Haberde Çocuk/Çocuk Odaklı Habercilik Elkitabı Çocuk Odaklı Habercilik Kütüphanesi’nde yerini aldı. Çevrimiçi olarak yayınladığımız elkitabını Umay Aktaş Salman yazdı, Ezgi Koman yayına hazırladı.
Kürtçe olarak da “Nûçe û Zarok/ Pirtûka Destan a Nûçegihaniya Zarokparêz” ismiyle yayınlanan rehberin çevirisini arkadaşlarımız bianet Kurdî editörleri Murat Bayram ve Ferid Demirel ile bianet stajyerlerinden Abdülselam Yıldırım gerçekleştirdi.
TIKLAYIN - Haberde Çocuk Elkitabı Türkçe ve Kürtçe Olarak Yayında
TIKLAYIN- Çevirmenler Anlatıyor: Kürtçe Haberde Çocuk Elkitabı Neden Önemli?
Biz de elkitabının yazarı Umay Aktaş Salman ve yayına hazırlayan Ezgi Koman ile gazetecilik ve çocuk üzerine konuştuk.

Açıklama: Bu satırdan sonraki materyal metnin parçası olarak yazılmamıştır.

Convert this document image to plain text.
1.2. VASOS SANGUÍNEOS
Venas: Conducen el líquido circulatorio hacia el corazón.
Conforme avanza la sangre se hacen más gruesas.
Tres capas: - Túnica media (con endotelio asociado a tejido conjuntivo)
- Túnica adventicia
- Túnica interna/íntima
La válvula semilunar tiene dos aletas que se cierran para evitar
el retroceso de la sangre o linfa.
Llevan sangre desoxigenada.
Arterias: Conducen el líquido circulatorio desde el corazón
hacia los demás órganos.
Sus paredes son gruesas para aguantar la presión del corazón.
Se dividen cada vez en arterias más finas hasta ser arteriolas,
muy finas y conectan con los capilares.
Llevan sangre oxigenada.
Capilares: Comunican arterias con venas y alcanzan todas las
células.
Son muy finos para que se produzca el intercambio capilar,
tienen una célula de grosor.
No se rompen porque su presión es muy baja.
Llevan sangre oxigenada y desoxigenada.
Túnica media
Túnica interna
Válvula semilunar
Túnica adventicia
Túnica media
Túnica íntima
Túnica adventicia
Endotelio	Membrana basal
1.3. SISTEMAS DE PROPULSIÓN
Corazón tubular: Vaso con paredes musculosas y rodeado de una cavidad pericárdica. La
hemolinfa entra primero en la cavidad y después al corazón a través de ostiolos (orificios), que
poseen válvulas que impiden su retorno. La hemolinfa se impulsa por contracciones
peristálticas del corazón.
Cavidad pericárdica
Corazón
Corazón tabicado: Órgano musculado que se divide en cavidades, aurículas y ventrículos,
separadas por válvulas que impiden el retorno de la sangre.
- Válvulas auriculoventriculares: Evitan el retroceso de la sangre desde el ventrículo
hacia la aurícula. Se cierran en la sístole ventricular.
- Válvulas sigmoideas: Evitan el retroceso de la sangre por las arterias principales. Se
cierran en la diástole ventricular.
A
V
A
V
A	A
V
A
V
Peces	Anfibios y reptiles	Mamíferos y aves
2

2002 yılından itibaren eğitim haberleri başta olmak üzere kadın ve çocuk hakları ve sorunlarıyla ilgili pek çok haber, röportaj ve yazı dizisi hazırlıyorsun. Bu kitabı yazmaya iten sebep ne oldu senin için? Medyada eksik olan nedir?
Aktaş-Salman: Medyadaki temel sorunlardan biri, çocuğu “eksik yurttaş” olarak gören toplumsal algıyı normalleştirmesi. Çocuklar medyada yok sayılıyor. Haber olduklarında da çoğunlukla belirli kalıp yargılara göre haber oluyor: “Mağdur”, “zavallı”, “suçlu”...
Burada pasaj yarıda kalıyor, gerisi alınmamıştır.